There are utilities and applications that already perform this operation. On the *nix and Cygwin side try od, *octal dump` and pipe the contents to a file.
There is the debug utility on MS-DOS system.
A popular format is:
AAAAAA bb bb bb bb bb bb bb bb bb bb bb bb bb bb bb bb cccccccccccccccc
where:
AAAAAA -- Offset from beginning of file in hexadecimal or decimal.
bb -- Hex value of byte using ASCII text.
c -- Character representation of byte, '.' if the value is not printable.
Please edit your post to provide more details, including an example layout for the target file.
Edit:
A complex example (not tested):
#include <iostream>
#include <fstream>
#include <cstdio>
#include <cstdlib>
using namespace std;
const unsigned int READ_BUFFER_SIZE = 1024 * 1024;
const unsigned int WRITE_BUFFER_SIZE = 2 * READ_BUFFER_SIZE;
unsigned char read_buffer[READ_BUFFER_SIZE];
unsigned char write_buffer[WRITE_BUFFER_SIZE];
int main(void)
{
int program_status = EXIT_FAILURE;
static const char hex_chars[] = "0123456789ABCDEF";
do
{
ifstream srce_file("binary.dat", ios::binary);
if (!srce_file)
{
cerr << "Error opening input file." << endl;
break;
}
ofstream dest_file("binary.txt");
if (!dest_file)
{
cerr << "Error creating output file." << endl;
}
// While no read errors from reading a block of source data:
while (srce_file.read(&read_buffer[0], READ_BUFFER_SIZE))
{
// Get the number of bytes actually read.
const unsigned int bytes_read = srce_file.gcount();
// Define the index and byte variables outside
// of the loop to maybe save some execution time.
unsigned int i = 0;
unsigned char byte = 0;
// For each byte that was read:
for (i = 0; i < bytes_read; ++i)
{
// Get source, binary value.
byte = read_buffer[i];
// Convert the Most Significant nibble to an
// ASCII character using a lookup table.
// Write the character into the output buffer.
write_buffer[i * 2 + 0] = hex_chars[(byte >> 8)];
// Convert the Least Significant nibble to an
// ASCII character and put into output buffer.
write_buffer[i * 2 + 1] = hex_chars[byte & 0x0f];
}
// Write the output buffer to the output, text, file.
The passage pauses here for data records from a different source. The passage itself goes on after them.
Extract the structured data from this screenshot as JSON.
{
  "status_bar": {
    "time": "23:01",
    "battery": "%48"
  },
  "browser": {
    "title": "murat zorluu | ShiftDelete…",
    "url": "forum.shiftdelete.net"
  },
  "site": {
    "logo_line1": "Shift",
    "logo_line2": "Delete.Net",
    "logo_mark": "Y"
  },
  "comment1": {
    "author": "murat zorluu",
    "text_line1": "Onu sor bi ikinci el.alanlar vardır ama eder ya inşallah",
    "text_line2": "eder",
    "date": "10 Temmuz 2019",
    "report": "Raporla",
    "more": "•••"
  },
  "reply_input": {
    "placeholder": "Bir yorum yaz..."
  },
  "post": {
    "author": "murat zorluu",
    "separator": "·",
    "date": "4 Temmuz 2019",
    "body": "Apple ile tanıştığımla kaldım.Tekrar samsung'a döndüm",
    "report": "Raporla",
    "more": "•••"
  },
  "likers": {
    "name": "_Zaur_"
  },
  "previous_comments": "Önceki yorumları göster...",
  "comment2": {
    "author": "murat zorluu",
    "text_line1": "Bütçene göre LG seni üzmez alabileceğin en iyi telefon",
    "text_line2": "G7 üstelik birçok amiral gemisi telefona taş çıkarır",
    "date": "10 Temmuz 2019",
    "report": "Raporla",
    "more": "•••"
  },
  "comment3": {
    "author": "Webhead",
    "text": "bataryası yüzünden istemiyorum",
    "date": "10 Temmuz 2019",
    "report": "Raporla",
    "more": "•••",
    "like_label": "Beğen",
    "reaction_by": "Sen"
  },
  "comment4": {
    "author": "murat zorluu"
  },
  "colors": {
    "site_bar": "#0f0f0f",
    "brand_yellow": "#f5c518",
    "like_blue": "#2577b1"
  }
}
dest_file.write(&write_buffer[0], 2 * bytes_read);
// Flush the contents of the stream buffer as a precaution.
dest_file.flush();
}
dest_file.flush();
dest_file.close();
srce_file.close();
program_status = EXIT_SUCCESS;
} while (false);
return program_status;
}
The above program reads 1MB chunks from the binary file, converts to ASCII hex into an output buffer, then writes the chunk to the text file.
I think you are misunderstanding that the difference between a binary file and a test file is in the interpretation of the contents.